Separation of Spin and Charge Quantum Numbers in Strongly Correlated Systems

TL;DR

This paper investigates the conditions under which spin and charge degrees of freedom separate in two-dimensional strongly correlated systems, using a Heisenberg model with a focus on the s-RVB phase and flux states.

Contribution

It establishes sufficient conditions for spin-charge separation, introduces a local SU(2) gauge symmetry framework, and analyzes the phase transition into a flux state in a 2D Heisenberg model.

Findings

Identification of the s-RVB phase with a finite spinon gap

Existence of a second order phase transition to a flux state

Contrast between 2D deconfined spinons and confined 1D spinons

Abstract

In this paper we reexamine the problem of the separation of spin and charge degrees of freedom in two dimensional strongly correlated systems.
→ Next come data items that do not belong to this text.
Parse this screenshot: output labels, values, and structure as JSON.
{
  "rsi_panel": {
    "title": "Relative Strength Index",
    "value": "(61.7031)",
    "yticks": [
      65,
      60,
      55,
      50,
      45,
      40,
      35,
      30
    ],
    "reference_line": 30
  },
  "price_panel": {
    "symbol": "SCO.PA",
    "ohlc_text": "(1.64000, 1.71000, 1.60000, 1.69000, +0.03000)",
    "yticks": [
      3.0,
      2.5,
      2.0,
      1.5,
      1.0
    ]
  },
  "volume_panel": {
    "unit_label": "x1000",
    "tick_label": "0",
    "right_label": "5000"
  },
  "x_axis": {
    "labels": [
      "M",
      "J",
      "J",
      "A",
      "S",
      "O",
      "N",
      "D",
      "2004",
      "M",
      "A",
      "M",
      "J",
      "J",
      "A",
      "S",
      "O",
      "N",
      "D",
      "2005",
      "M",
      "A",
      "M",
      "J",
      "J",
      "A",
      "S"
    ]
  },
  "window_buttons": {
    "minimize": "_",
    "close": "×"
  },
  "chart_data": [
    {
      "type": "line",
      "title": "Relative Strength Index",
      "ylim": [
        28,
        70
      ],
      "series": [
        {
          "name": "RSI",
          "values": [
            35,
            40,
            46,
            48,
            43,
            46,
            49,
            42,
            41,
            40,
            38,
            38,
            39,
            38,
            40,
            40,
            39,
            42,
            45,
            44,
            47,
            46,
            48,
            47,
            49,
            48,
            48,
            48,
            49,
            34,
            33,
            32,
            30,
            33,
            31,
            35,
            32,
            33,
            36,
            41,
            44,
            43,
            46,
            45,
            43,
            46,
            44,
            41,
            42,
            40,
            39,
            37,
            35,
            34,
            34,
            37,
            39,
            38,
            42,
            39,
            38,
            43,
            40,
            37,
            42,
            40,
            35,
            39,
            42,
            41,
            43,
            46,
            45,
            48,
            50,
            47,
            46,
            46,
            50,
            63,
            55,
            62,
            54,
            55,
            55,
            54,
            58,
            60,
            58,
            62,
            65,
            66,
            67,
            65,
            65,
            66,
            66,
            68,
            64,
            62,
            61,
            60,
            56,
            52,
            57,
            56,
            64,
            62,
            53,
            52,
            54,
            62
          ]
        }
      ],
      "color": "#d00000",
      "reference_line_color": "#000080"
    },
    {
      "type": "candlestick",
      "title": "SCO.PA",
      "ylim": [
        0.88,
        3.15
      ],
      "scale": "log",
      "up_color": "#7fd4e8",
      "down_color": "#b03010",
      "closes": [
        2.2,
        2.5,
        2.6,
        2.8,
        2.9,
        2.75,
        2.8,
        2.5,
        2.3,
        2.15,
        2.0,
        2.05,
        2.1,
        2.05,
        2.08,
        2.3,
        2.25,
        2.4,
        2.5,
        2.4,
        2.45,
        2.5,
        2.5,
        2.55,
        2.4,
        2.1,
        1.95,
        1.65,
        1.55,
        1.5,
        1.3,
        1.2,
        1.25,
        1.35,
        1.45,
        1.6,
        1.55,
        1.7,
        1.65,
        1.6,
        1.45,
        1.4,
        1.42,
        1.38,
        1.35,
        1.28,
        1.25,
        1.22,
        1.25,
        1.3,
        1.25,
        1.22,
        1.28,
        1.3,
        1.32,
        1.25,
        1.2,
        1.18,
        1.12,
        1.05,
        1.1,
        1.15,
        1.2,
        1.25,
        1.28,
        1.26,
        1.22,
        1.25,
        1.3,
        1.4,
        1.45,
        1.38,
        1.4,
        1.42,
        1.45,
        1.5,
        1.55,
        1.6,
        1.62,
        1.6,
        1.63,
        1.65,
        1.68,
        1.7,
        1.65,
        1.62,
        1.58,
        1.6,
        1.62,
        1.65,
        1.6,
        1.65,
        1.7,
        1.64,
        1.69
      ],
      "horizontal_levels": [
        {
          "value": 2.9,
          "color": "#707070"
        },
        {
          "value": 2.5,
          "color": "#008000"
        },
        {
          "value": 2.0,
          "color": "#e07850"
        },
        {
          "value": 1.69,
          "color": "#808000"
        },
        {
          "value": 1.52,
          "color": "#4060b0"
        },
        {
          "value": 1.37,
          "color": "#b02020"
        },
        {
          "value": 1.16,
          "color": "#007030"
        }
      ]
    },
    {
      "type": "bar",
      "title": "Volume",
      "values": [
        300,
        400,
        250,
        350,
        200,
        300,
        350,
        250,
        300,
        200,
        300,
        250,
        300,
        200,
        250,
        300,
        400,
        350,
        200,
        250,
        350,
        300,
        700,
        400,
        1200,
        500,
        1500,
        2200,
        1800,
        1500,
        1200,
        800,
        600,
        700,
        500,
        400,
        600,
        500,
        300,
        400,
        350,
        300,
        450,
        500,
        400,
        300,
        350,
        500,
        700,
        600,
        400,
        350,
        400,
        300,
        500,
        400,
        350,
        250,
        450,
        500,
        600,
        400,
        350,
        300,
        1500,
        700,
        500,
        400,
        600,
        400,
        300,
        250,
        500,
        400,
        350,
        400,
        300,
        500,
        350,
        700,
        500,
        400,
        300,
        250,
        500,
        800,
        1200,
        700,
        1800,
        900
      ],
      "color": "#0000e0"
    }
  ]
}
We establish a set of sufficient conditions for the occurence of spin and charge separation. Specifically, we discuss this issue in the context of the Heisenberg model for spin-1/2 on a square lattice with nearest ($J_1$) and next-nearest ($J_2$) neighbor antiferromagnetic couplings. Our formulation makes explicit the existence of a local SU(2) gauge symmetry once the spin-1/2 operators are replaced by bound states of spinons. The mean-field theory for the spinons is solved numerically as a function of the ratio $J_2/J_1$ for the so-called s-RVB Ansatz. A second order phase transition exists into a novel flux state for $J_2/J_1>(J_2/J_1)_{{\rm cr}}$. We identify the range $0<J_2/J_1<(J_2/J_1)_{\rm cr}$ as the s-RVB phase. It is characterized by the existence of a finite gap to the elementary excitations (spinons) and the breakdown of all the continuous gauge symmetries. An effective continuum theory for the spinons and the gauge degrees of freedom is constructed just below the onset of the flux phase. We argue that this effective theory is consistent with the deconfinement of the spinons carrying the fundamental charge of the gauge group. We contrast this result with the study of the one dimensional quantum antiferromagnet within the same approach. We show that in the one dimensional model, the spinons of the gauge picture are always confined and thus cannot be identified with the gapless spin-1/2 excitations of the quantum antiferromagnet Heisenberg model.